LEO: It’s rare to see someone cite the Felice Brothers as an influence. Can you speak to how they have informed your music?
Ian O’Neil: Well, they are good friends, great songwriters, and they are incredibly themselves at all times. They don’t really belong anywhere in the current music scene because they are stranger and more unique than most things that are out there. And I feel the same way about us.
You also list author Raymond Carver as an influence.
Carver had such a powerful style of capturing the realities of everyday life in his stories that his work has been a major influence on me for just about everything. I think that, in a way, writing short stories is akin to songwriting, even more so than writing poetry.
What can you tell us about the new Deer Tick documentary “Straight into a Storm?”
It came to life when a friend of ours, William Miller, decided to follow us around and film us over the course of our 10th-anniversary shows. Then he compiled a bunch of old footage to help flesh out a storyline. But to be honest, I haven’t seen the final cut yet, so that’s about all I can really say about it right now. I can’t wait to see it in the theater.
Did you notice anything different about the dynamic, or the approach within the band, following the hiatus?
Yeah, for sure. While we were apart we actually got more committed to one another and to the music we have in common. It’s kind of cliché, but we came back renewed and with a sense of purpose. Additionally, we all seem to have good home lives now, and we are basically happy people, which makes it easier for us to work together.
At what point did you know that you had two distinct albums on your hands?
We started to know that before we even had the songs finished. But we wanted to make sure that we had enough strong material to make good on the promise of the idea.
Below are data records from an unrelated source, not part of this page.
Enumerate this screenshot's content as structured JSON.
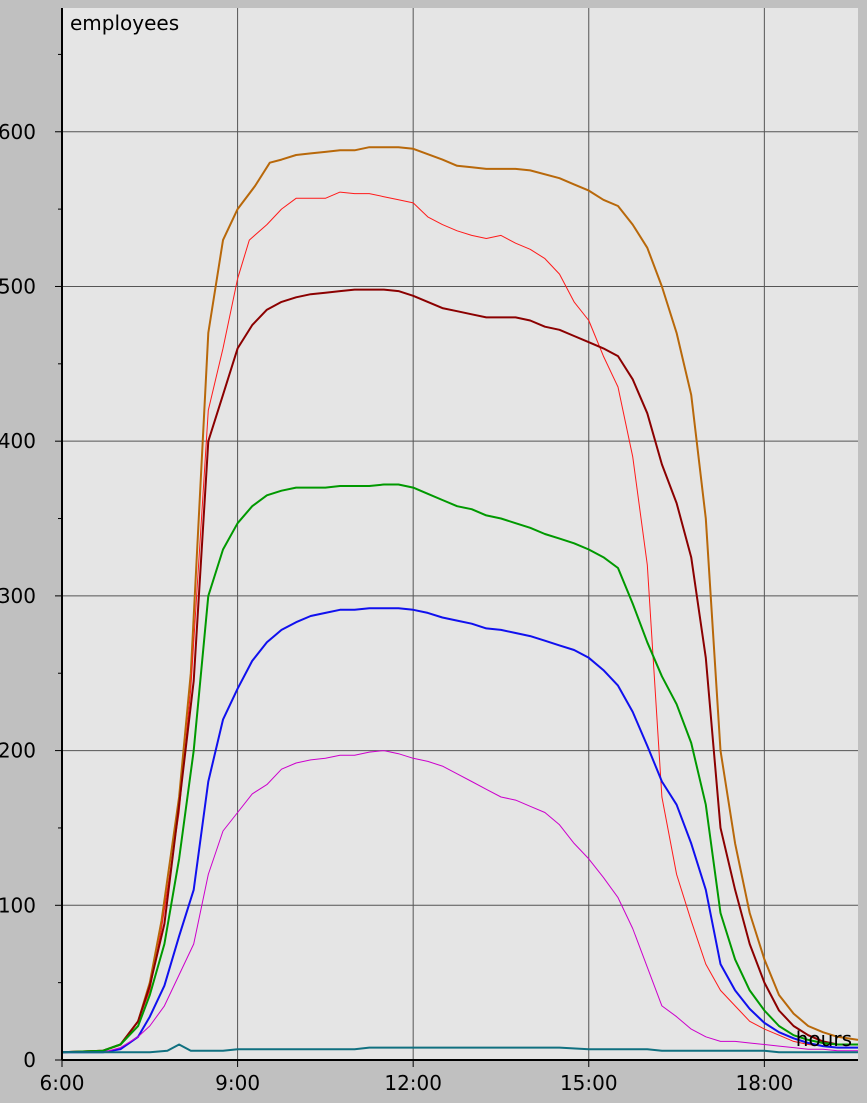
{
  "chart_data": {
    "type": "line",
    "ylabel": "employees",
    "xlabel": "hours",
    "xlim": [
      6,
      19.6
    ],
    "ylim": [
      0,
      680
    ],
    "x_ticks": [
      {
        "value": 6,
        "label": "6:00"
      },
      {
        "value": 9,
        "label": "9:00"
      },
      {
        "value": 12,
        "label": "12:00"
      },
      {
        "value": 15,
        "label": "15:00"
      },
      {
        "value": 18,
        "label": "18:00"
      }
    ],
    "y_ticks": [
      {
        "value": 0,
        "label": "0"
      },
      {
        "value": 100,
        "label": "100"
      },
      {
        "value": 200,
        "label": "200"
      },
      {
        "value": 300,
        "label": "300"
      },
      {
        "value": 400,
        "label": "400"
      },
      {
        "value": 500,
        "label": "500"
      },
      {
        "value": 600,
        "label": "600"
      }
    ],
    "y_minor_step": 50,
    "grid": true,
    "background": "#e5e5e5",
    "series": [
      {
        "color": "#b8680a",
        "width": 2,
        "x": [
          6,
          6.7,
          7.0,
          7.3,
          7.5,
          7.7,
          8.0,
          8.2,
          8.5,
          8.75,
          9.0,
          9.3,
          9.55,
          9.75,
          10.0,
          10.25,
          10.5,
          10.75,
          11.0,
          11.25,
          11.5,
          11.75,
          12.0,
          12.5,
          12.75,
          13.0,
          13.25,
          13.5,
          13.75,
          14.0,
          14.5,
          14.75,
          15.0,
          15.25,
          15.5,
          15.75,
          16.0,
          16.25,
          16.5,
          16.75,
          17.0,
          17.25,
          17.5,
          17.75,
          18.0,
          18.25,
          18.5,
          18.75,
          19.0,
          19.25,
          19.6
        ],
        "y": [
          5,
          6,
          10,
          25,
          50,
          90,
          170,
          250,
          470,
          530,
          550,
          565,
          580,
          582,
          585,
          586,
          587,
          588,
          588,
          590,
          590,
          590,
          589,
          582,
          578,
          577,
          576,
          576,
          576,
          575,
          570,
          566,
          562,
          556,
          552,
          540,
          525,
          500,
          470,
          430,
          350,
          200,
          140,
          95,
          65,
          42,
          30,
          22,
          18,
          15,
          13
        ]
      },
      {
        "color": "#ff1a1a",
        "width": 1,
        "x": [
          6,
          6.7,
          7.0,
          7.3,
          7.5,
          7.7,
          8.0,
          8.2,
          8.5,
          8.75,
          9.0,
          9.2,
          9.5,
          9.75,
          10.0,
          10.25,
          10.5,
          10.75,
          11.0,
          11.25,
          11.5,
          11.75,
          12.0,
          12.25,
          12.5,
          12.75,
          13.0,
          13.25,
          13.5,
          13.75,
          14.0,
          14.25,
          14.5,
          14.75,
          15.0,
          15.25,
          15.5,
          15.75,
          16.0,
          16.25,
          16.5,
          16.75,
          17.0,
          17.25,
          17.5,
          17.75,
          18.0,
          18.25,
          18.5,
          18.75,
          19.0,
          19.25,
          19.6
        ],
        "y": [
          5,
          6,
          10,
          25,
          45,
          85,
          160,
          240,
          420,
          460,
          505,
          530,
          540,
          550,
          557,
          557,
          557,
          561,
          560,
          560,
          558,
          556,
          554,
          545,
          540,
          536,
          533,
          531,
          533,
          528,
          524,
          518,
          508,
          490,
          478,
          455,
          435,
          390,
          320,
          170,
          120,
          90,
          62,
          45,
          35,
          25,
          20,
          16,
          12,
          10,
          9,
          8,
          8
        ]
      },
      {
        "color": "#8b0000",
        "width": 2,
        "x": [
          6,
          6.7,
          7.0,
          7.3,
          7.5,
          7.75,
          8.0,
          8.25,
          8.5,
          8.75,
          9.0,
          9.25,
          9.5,
          9.75,
          10.0,
          10.25,
          10.5,
          10.75,
          11.0,
          11.25,
          11.5,
          11.75,
          12.0,
          12.25,
          12.5,
          12.75,
          13.0,
          13.25,
          13.5,
          13.75,
          14.0,
          14.25,
          14.5,
          14.75,
          15.0,
          15.25,
          15.5,
          15.75,
          16.0,
          16.25,
          16.5,
          16.75,
          17.0,
          17.25,
          17.5,
          17.75,
          18.0,
          18.25,
          18.5,
          18.75,
          19.0,
          19.25,
          19.6
        ],
        "y": [
          5,
          6,
          10,
          25,
          48,
          88,
          165,
          245,
          400,
          430,
          460,
          475,
          485,
          490,
          493,
          495,
          496,
          497,
          498,
          498,
          498,
          497,
          494,
          490,
          486,
          484,
          482,
          480,
          480,
          480,
          478,
          474,
          472,
          468,
          464,
          460,
          455,
          440,
          418,
          385,
          360,
          325,
          260,
          150,
          110,
          75,
          50,
          32,
          22,
          16,
          12,
          10,
          10
        ]
      },
      {
        "color": "#009900",
        "width": 2,
        "x": [
          6,
          6.7,
          7.0,
          7.3,
          7.5,
          7.75,
          8.0,
          8.25,
          8.5,
          8.75,
          9.0,
          9.25,
          9.5,
          9.75,
          10.0,
          10.25,
          10.5,
          10.75,
          11.0,
          11.25,
          11.5,
          11.75,
          12.0,
          12.25,
          12.5,
          12.75,
          13.0,
          13.25,
          13.5,
          13.75,
          14.0,
          14.25,
          14.5,
          14.75,
          15.0,
          15.25,
          15.5,
          15.75,
          16.0,
          16.25,
          16.5,
          16.75,
          17.0,
          17.25,
          17.5,
          17.75,
          18.0,
          18.25,
          18.5,
          18.75,
          19.0,
          19.25,
          19.6
        ],
        "y": [
          5,
          6,
          10,
          22,
          42,
          75,
          130,
          200,
          300,
          330,
          347,
          358,
          365,
          368,
          370,
          370,
          370,
          371,
          371,
          371,
          372,
          372,
          370,
          366,
          362,
          358,
          356,
          352,
          350,
          347,
          344,
          340,
          337,
          334,
          330,
          325,
          318,
          295,
          270,
          248,
          230,
          205,
          165,
          95,
          65,
          45,
          32,
          22,
          16,
          13,
          11,
          10,
          10
        ]
      },
      {
        "color": "#1010ee",
        "width": 2,
        "x": [
          6,
          6.7,
          7.0,
          7.3,
          7.5,
          7.75,
          8.0,
          8.25,
          8.5,
          8.75,
          9.0,
          9.25,
          9.5,
          9.75,
          10.0,
          10.25,
          10.5,
          10.75,
          11.0,
          11.25,
          11.5,
          11.75,
          12.0,
          12.25,
          12.5,
          12.75,
          13.0,
          13.25,
          13.5,
          13.75,
          14.0,
          14.25,
          14.5,
          14.75,
          15.0,
          15.25,
          15.5,
          15.75,
          16.0,
          16.25,
          16.5,
          16.75,
          17.0,
          17.25,
          17.5,
          17.75,
          18.0,
          18.25,
          18.5,
          18.75,
          19.0,
          19.25,
          19.6
        ],
        "y": [
          5,
          5,
          7,
          15,
          28,
          48,
          80,
          110,
          180,
          220,
          240,
          258,
          270,
          278,
          283,
          287,
          289,
          291,
          291,
          292,
          292,
          292,
          291,
          289,
          286,
          284,
          282,
          279,
          278,
          276,
          274,
          271,
          268,
          265,
          260,
          252,
          242,
          225,
          203,
          180,
          165,
          140,
          110,
          62,
          45,
          33,
          24,
          18,
          14,
          11,
          9,
          8,
          8
        ]
      },
      {
        "color": "#cc00cc",
        "width": 1,
        "x": [
          6,
          6.7,
          7.0,
          7.3,
          7.5,
          7.75,
          8.0,
          8.25,
          8.5,
          8.75,
          9.0,
          9.25,
          9.5,
          9.75,
          10.0,
          10.25,
          10.5,
          10.75,
          11.0,
          11.25,
          11.5,
          11.75,
          12.0,
          12.25,
          12.5,
          12.75,
          13.0,
          13.25,
          13.5,
          13.75,
          14.0,
          14.25,
          14.5,
          14.75,
          15.0,
          15.25,
          15.5,
          15.75,
          16.0,
          16.25,
          16.5,
          16.75,
          17.0,
          17.25,
          17.5,
          17.75,
          18.0,
          18.25,
          18.5,
          18.75,
          19.0,
          19.25,
          19.6
        ],
        "y": [
          5,
          5,
          8,
          15,
          22,
          35,
          55,
          75,
          120,
          148,
          160,
          172,
          178,
          188,
          192,
          194,
          195,
          197,
          197,
          199,
          200,
          198,
          195,
          193,
          190,
          185,
          180,
          175,
          170,
          168,
          164,
          160,
          152,
          140,
          130,
          118,
          105,
          85,
          60,
          35,
          28,
          20,
          15,
          12,
          12,
          11,
          10,
          9,
          8,
          7,
          7,
          6,
          6
        ]
      },
      {
        "color": "#107080",
        "width": 2,
        "x": [
          6,
          7.5,
          7.8,
          8.0,
          8.2,
          8.5,
          8.75,
          9.0,
          10.0,
          11.0,
          11.25,
          12.0,
          13.0,
          14.0,
          14.5,
          15.0,
          16.0,
          16.25,
          17.0,
          18.0,
          18.25,
          19.0,
          19.6
        ],
        "y": [
          5,
          5,
          6,
          10,
          6,
          6,
          6,
          7,
          7,
          7,
          8,
          8,
          8,
          8,
          8,
          7,
          7,
          6,
          6,
          6,
          5,
          5,
          5
        ]
      }
    ]
  }
}
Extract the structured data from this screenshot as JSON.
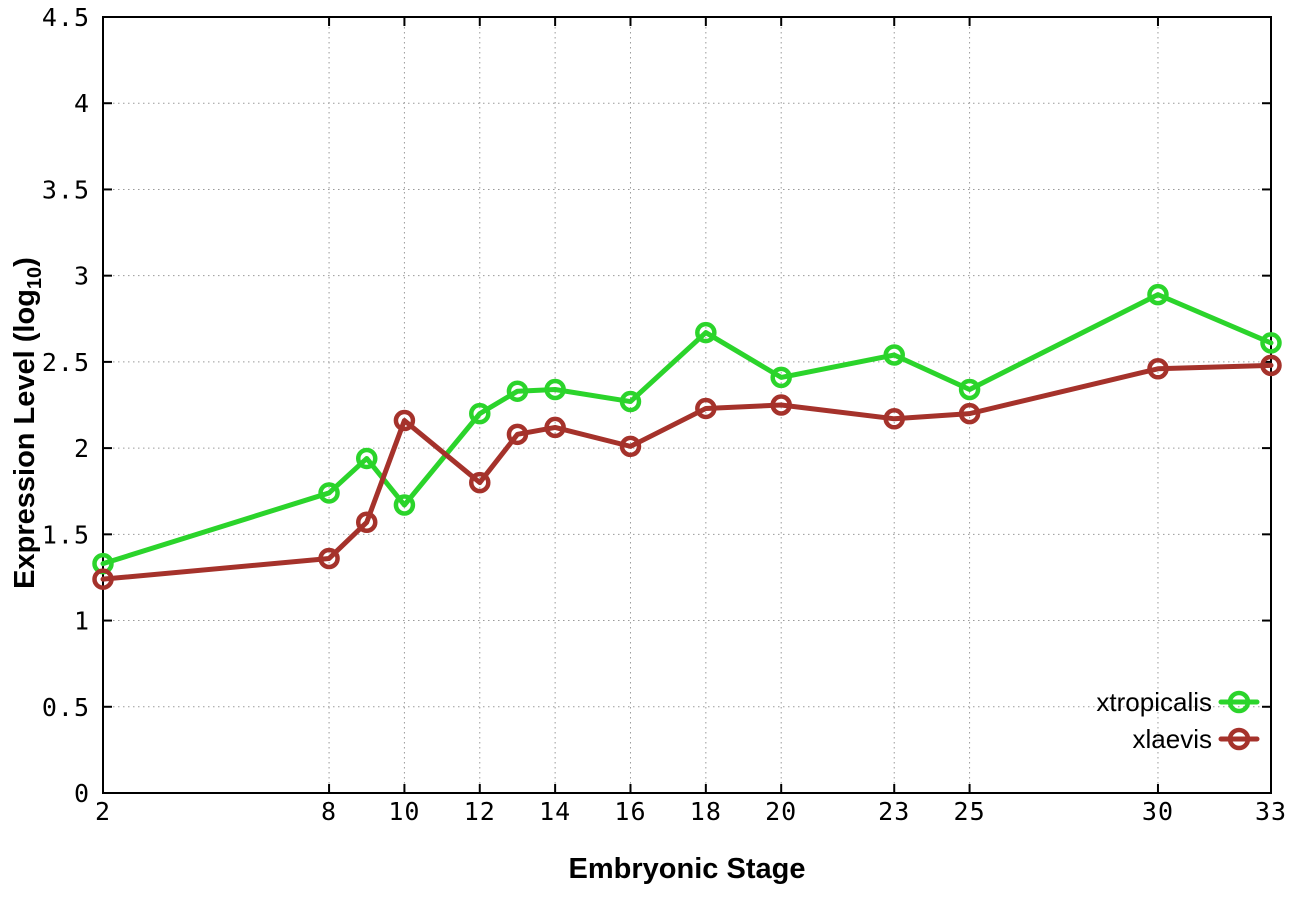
{
  "chart_data": {
    "type": "line",
    "title": "",
    "xlabel": "Embryonic Stage",
    "ylabel": "Expression Level (log10)",
    "ylabel_parts": {
      "main": "Expression Level (log",
      "sub": "10",
      "end": ")"
    },
    "x": [
      2,
      8,
      9,
      10,
      12,
      13,
      14,
      16,
      18,
      20,
      23,
      25,
      30,
      33
    ],
    "series": [
      {
        "name": "xtropicalis",
        "color": "#2bd42b",
        "values": [
          1.33,
          1.74,
          1.94,
          1.67,
          2.2,
          2.33,
          2.34,
          2.27,
          2.67,
          2.41,
          2.54,
          2.34,
          2.89,
          2.61
        ]
      },
      {
        "name": "xlaevis",
        "color": "#a5322b",
        "values": [
          1.24,
          1.36,
          1.57,
          2.16,
          1.8,
          2.08,
          2.12,
          2.01,
          2.23,
          2.25,
          2.17,
          2.2,
          2.46,
          2.48
        ]
      }
    ],
    "xticks": [
      "2",
      "8",
      "10",
      "12",
      "14",
      "16",
      "18",
      "20",
      "23",
      "25",
      "30",
      "33"
    ],
    "yticks": [
      "0",
      "0.5",
      "1",
      "1.5",
      "2",
      "2.5",
      "3",
      "3.5",
      "4",
      "4.5"
    ],
    "xlim": [
      2,
      33
    ],
    "ylim": [
      0,
      4.5
    ],
    "grid": true,
    "legend_position": "inside-bottom-right",
    "marker": "open-circle",
    "colors": {
      "background": "#ffffff",
      "grid": "#9a9a9a",
      "axis": "#000000",
      "xtropicalis": "#2bd42b",
      "xlaevis": "#a5322b"
    }
  }
}
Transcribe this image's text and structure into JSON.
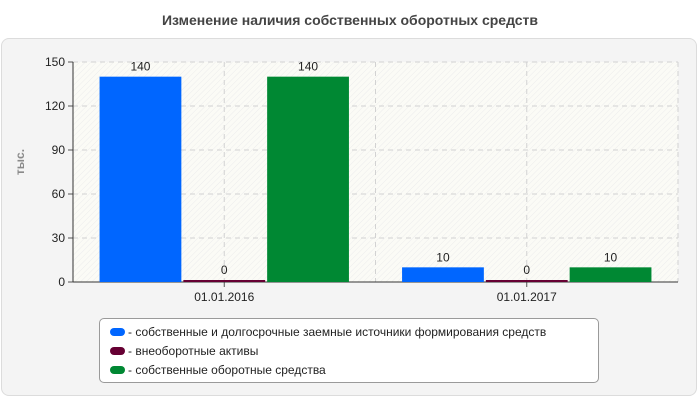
{
  "chart_data": {
    "type": "bar",
    "title": "Изменение наличия собственных оборотных средств",
    "ylabel": "тыс.",
    "xlabel": "",
    "categories": [
      "01.01.2016",
      "01.01.2017"
    ],
    "ylim": [
      0,
      150
    ],
    "yticks": [
      0,
      30,
      60,
      90,
      120,
      150
    ],
    "grid": true,
    "legend_position": "bottom",
    "series": [
      {
        "name": "- собственные и долгосрочные заемные источники формирования средств",
        "color": "#0066ff",
        "values": [
          140,
          10
        ],
        "labels": [
          "140",
          "10"
        ]
      },
      {
        "name": "- внеоборотные активы",
        "color": "#660033",
        "values": [
          0,
          0
        ],
        "labels": [
          "0",
          "0"
        ]
      },
      {
        "name": "- собственные оборотные средства",
        "color": "#008833",
        "values": [
          140,
          10
        ],
        "labels": [
          "140",
          "10"
        ]
      }
    ]
  }
}
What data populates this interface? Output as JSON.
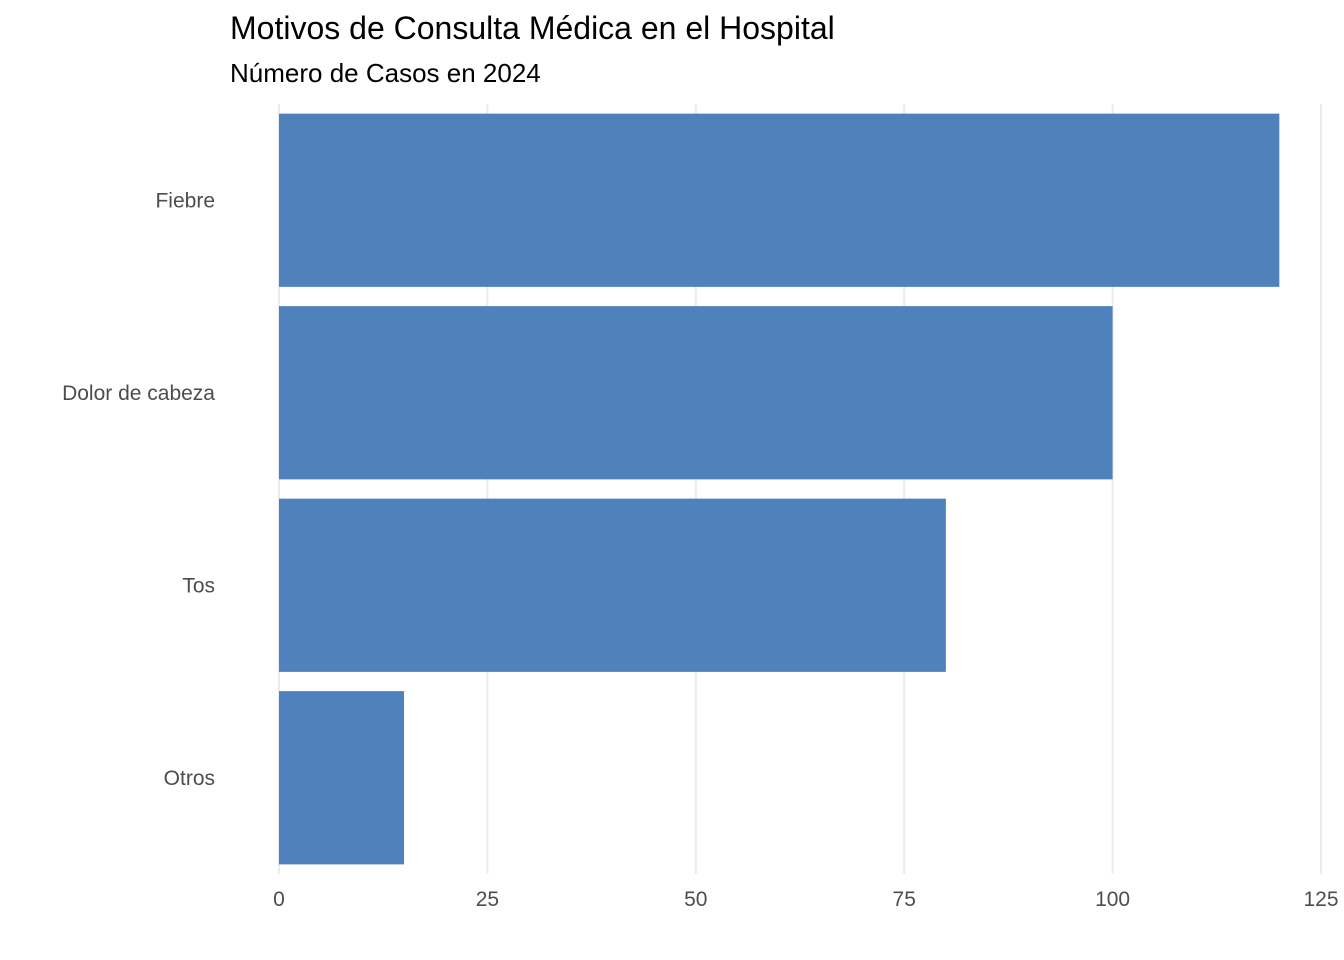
{
  "chart_data": {
    "type": "bar",
    "orientation": "horizontal",
    "title": "Motivos de Consulta Médica en el Hospital",
    "subtitle": "Número de Casos en 2024",
    "xlabel": "",
    "ylabel": "",
    "categories": [
      "Fiebre",
      "Dolor de cabeza",
      "Tos",
      "Otros"
    ],
    "values": [
      120,
      100,
      80,
      15
    ],
    "xlim": [
      0,
      125
    ],
    "xticks": [
      0,
      25,
      50,
      75,
      100,
      125
    ],
    "grid": true,
    "bar_color": "#4F81BD",
    "grid_color": "#EBEBEB"
  }
}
We didn’t want to go into the studio with two sprawling sets of filler anchored by five or six good songs.
The live show is also structured as two sets, both reflective of the moods on each of the new records. When it comes to older material, how do you guys decide which set that any given song belongs in?
Our aim is to make sure that each night of this tour is different than the night before. Part of that process means that we’ll be playing around with the older songs — rearranging them to give them new life — so that, for example, something loud from Divine Providence might well end up in the acoustic set and so forth.
What was behind the decision to take a comedian out on the road with you?
We wanted to make every night our night, in terms of the music. And honest to God, we have to sound-check so many instruments as it is, I couldn’t imagine how it would have worked if there was another band involved. Plus, we’ve always thought it would be cool to incorporate comedy into the act somehow and this seemed like as good a time as any to do it.
Any memories of Kentucky that you’d care to share?
I remember that Louisville has a great art scene, and I always look forward to exploring whatever is going on in that world, whenever I’m in town. As far as past performances there, a personal favorite was when we were opening for Dr. Dog and we decided to come out dressed in drag, effectively stealing the show, much to their dismay.